Ethan nodded and glanced to Darla and Grant.

“Ethan?” Lucy asked again.

“Yeah,” he finally answered, his voice small. He sniffed and looked at his sister and then tilted his head. “She was saying fruit cellar.”

“Fruit cellar?” Lucy couldn’t hide her incredulity. “Fruit cellar.”

Their mom canned fruits and vegetables. As kids, she took them cherry picking and blueberry picking and made them go out and play on long canning days. Then she meticulously stored her goods in a dirt-walled fruit cellar in their basement. It was slightly raised off the basement ground and could be accessed by climbing up and over a two-foot wooden barrier. It was a fruit cellar—and their mother referred to it as such—but the children called it “the dungeon” and loathed stepping foot inside the tiny space.
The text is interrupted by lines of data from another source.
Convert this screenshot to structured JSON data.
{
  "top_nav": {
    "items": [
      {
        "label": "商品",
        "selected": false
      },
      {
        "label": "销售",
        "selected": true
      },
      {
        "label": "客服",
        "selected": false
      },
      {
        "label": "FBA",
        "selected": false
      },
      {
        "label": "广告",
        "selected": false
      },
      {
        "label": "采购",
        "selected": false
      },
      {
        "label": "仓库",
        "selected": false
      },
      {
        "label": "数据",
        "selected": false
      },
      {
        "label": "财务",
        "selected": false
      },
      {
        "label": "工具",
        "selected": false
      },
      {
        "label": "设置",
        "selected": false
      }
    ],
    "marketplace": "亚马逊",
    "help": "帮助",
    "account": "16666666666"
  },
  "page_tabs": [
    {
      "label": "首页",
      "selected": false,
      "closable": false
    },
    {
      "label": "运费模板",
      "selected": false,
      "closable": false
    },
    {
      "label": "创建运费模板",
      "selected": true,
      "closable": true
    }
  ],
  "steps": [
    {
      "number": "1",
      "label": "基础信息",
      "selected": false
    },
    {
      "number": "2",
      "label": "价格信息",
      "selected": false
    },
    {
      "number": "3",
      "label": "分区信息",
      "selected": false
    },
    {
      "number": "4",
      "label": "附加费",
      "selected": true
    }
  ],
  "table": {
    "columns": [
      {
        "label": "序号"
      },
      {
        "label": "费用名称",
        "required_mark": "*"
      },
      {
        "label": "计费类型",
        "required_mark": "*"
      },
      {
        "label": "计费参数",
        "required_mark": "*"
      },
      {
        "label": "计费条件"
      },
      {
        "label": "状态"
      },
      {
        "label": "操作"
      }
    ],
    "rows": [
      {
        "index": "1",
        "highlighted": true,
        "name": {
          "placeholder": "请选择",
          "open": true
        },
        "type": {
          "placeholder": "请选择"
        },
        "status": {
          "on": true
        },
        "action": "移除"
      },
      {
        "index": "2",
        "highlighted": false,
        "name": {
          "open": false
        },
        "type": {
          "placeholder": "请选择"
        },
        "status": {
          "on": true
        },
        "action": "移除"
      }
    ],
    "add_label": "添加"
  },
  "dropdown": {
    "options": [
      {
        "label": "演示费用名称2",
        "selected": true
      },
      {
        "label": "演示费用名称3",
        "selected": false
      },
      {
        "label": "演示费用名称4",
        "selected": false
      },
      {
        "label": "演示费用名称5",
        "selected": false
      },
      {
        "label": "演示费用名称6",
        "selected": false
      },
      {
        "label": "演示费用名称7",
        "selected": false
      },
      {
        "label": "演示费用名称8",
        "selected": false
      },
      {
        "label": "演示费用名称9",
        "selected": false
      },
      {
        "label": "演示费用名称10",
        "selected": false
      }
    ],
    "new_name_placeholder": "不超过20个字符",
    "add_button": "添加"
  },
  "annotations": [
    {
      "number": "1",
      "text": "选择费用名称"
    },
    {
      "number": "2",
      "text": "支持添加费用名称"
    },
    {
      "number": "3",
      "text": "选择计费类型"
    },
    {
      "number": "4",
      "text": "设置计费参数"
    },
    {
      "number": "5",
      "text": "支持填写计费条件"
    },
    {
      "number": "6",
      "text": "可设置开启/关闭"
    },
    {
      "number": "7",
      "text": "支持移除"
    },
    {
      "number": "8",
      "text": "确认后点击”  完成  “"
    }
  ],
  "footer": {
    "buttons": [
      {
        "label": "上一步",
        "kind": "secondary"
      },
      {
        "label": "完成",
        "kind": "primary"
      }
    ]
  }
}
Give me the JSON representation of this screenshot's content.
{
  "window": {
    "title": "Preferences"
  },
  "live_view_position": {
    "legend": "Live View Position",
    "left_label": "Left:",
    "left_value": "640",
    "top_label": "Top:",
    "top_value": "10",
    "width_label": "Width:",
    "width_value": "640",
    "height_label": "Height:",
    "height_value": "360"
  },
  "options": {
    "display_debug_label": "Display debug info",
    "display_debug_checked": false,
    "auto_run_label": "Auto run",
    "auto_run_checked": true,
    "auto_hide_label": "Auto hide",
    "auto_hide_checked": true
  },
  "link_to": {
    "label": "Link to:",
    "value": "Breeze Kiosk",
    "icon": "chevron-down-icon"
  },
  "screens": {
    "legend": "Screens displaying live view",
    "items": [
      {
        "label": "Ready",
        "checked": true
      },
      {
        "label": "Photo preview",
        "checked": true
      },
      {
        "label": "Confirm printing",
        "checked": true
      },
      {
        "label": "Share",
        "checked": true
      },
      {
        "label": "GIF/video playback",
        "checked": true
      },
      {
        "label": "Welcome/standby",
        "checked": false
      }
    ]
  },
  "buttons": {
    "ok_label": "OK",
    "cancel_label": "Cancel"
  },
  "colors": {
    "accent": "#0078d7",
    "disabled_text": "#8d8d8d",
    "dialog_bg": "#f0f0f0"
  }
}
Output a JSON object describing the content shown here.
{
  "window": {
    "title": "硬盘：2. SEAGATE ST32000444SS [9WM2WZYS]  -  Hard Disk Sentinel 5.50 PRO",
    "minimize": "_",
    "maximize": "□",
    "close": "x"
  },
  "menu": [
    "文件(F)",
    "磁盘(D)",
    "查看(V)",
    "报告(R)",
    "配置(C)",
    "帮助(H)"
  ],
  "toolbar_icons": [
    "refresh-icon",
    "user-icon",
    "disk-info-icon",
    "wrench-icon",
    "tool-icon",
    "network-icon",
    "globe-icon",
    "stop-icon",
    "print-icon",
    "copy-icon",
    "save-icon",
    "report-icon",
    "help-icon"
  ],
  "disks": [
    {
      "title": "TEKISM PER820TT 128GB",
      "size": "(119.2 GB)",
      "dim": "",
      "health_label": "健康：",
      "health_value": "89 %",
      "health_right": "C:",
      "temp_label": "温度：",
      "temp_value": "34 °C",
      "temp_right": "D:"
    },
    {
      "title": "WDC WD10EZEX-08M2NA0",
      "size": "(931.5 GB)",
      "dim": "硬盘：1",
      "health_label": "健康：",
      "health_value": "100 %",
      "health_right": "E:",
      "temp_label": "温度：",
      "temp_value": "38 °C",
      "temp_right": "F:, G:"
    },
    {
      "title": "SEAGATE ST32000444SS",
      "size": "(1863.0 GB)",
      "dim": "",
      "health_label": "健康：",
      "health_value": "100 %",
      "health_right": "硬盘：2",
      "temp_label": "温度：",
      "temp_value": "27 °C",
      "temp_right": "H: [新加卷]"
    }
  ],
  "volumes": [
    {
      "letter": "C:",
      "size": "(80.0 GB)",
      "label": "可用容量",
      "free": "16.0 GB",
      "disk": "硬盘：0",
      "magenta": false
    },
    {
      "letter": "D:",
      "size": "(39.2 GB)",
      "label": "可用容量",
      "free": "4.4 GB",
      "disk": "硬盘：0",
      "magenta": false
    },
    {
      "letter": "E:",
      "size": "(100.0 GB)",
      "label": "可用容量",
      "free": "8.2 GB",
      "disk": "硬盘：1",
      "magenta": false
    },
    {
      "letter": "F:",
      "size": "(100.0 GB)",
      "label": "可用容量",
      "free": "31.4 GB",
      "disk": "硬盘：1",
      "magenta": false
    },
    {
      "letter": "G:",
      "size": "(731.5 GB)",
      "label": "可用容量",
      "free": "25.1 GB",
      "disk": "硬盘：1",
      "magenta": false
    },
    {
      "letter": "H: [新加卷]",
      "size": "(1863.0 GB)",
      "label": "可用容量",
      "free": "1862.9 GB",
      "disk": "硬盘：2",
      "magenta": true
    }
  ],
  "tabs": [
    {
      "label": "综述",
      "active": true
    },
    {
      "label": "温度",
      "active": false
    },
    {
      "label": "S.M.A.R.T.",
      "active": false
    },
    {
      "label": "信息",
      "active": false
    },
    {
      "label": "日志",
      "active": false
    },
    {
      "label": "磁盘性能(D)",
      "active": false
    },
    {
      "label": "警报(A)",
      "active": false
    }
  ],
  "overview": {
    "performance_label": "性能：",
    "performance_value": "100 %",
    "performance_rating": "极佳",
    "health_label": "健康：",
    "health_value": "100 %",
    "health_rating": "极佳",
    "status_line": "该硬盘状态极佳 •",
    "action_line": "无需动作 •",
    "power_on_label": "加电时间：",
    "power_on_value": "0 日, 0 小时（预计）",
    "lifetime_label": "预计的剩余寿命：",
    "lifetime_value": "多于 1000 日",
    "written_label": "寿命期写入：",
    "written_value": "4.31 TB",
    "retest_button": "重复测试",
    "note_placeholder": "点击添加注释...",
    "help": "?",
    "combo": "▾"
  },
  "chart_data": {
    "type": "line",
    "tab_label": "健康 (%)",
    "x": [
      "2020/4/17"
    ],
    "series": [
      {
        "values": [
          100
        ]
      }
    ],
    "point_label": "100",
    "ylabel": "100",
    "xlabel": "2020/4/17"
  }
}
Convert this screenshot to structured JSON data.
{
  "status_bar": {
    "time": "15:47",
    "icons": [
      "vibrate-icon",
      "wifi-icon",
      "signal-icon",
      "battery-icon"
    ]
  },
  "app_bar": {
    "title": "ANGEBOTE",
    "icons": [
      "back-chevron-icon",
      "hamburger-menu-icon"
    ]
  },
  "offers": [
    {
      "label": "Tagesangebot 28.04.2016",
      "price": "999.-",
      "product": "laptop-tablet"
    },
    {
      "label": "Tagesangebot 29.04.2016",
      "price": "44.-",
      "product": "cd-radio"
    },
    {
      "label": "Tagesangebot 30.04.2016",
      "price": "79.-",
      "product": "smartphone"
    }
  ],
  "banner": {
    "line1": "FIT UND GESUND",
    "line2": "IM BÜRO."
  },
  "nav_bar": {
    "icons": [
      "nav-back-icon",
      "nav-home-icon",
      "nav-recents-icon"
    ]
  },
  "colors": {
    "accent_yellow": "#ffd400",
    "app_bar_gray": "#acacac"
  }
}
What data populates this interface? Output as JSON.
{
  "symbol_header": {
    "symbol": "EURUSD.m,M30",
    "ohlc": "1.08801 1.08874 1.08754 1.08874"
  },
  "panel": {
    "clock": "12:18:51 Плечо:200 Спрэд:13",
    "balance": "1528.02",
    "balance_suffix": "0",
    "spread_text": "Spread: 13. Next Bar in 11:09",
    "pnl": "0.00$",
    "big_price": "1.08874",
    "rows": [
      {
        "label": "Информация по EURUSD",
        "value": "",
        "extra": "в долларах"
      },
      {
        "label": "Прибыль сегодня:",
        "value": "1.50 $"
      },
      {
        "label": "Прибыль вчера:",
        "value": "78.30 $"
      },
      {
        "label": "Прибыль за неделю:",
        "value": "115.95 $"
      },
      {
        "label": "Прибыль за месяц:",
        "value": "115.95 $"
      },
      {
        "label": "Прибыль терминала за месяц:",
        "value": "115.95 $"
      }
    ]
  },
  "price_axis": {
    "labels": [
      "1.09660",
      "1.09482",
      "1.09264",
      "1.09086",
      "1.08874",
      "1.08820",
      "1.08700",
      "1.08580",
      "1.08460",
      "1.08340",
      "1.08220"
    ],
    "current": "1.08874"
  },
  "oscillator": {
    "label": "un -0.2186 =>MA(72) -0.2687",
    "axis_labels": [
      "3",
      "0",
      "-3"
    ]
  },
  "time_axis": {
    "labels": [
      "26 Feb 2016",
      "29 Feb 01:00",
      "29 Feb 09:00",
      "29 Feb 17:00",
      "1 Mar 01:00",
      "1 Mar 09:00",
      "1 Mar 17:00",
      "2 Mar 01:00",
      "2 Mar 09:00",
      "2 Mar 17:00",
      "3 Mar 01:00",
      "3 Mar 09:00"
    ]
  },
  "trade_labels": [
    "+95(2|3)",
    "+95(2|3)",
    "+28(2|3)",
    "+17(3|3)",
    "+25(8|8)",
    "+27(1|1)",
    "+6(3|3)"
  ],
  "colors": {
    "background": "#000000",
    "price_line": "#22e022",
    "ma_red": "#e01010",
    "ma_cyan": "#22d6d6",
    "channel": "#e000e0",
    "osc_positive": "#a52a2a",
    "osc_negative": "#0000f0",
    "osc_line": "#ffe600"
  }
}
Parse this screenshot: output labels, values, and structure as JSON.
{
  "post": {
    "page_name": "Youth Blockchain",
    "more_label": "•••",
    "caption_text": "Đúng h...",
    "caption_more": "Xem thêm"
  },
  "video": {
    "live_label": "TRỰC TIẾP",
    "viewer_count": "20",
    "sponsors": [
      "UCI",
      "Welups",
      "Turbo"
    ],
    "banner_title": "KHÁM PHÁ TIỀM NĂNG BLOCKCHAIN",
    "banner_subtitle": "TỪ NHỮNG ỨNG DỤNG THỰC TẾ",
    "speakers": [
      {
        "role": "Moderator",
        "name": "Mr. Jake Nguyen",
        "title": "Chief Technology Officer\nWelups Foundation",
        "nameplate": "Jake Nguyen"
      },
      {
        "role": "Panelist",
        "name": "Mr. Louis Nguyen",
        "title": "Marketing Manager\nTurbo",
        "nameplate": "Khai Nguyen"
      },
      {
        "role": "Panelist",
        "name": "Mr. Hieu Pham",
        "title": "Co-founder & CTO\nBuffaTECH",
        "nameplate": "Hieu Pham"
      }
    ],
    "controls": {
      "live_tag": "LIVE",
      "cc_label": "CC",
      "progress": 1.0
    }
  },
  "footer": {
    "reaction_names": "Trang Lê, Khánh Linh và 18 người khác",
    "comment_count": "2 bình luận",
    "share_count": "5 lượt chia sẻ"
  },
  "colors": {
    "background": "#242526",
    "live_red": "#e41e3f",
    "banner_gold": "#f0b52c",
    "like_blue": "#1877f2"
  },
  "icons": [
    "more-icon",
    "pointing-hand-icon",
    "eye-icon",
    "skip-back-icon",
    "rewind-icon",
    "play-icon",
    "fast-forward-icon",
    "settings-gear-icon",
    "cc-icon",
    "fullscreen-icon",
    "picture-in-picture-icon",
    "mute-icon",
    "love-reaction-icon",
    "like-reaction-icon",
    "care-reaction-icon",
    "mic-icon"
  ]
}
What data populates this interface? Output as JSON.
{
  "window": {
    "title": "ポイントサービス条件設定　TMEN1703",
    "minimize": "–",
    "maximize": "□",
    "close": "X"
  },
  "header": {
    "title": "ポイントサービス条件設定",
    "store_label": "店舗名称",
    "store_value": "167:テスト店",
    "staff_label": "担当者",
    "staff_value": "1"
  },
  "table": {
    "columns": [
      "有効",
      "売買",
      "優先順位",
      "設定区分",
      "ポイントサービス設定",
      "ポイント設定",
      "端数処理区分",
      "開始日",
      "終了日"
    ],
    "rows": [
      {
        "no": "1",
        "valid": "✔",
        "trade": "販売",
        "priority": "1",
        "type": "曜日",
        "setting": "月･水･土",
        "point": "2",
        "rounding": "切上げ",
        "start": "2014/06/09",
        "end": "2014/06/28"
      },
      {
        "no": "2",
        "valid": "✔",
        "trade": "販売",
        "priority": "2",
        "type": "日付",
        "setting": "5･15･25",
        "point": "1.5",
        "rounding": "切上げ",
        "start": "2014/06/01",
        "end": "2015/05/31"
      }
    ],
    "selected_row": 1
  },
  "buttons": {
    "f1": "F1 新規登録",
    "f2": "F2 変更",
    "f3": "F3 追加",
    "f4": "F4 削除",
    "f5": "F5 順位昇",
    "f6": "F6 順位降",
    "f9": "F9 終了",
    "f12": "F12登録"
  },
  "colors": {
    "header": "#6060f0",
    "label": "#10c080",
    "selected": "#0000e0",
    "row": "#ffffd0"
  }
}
Monroe and Malcolm always chose to hide there during games of sardines or hide-and-seek; but they usually were left to discover on their own that no one was coming for them because none of the other kids wanted to open the giant wooden door to see if they were there or not. It was the only place in the house that elicited nightmares and phobias among each of the King kids. They hated the fruit cellar.

In her final message to her lost children, Maxine King had been shouting for them to go to the one place they dreaded more than anything.

“The dungeon.” Lucy reworded. And then she shook her head. “Mom was sending us to the dungeon? No, I don’t get it.”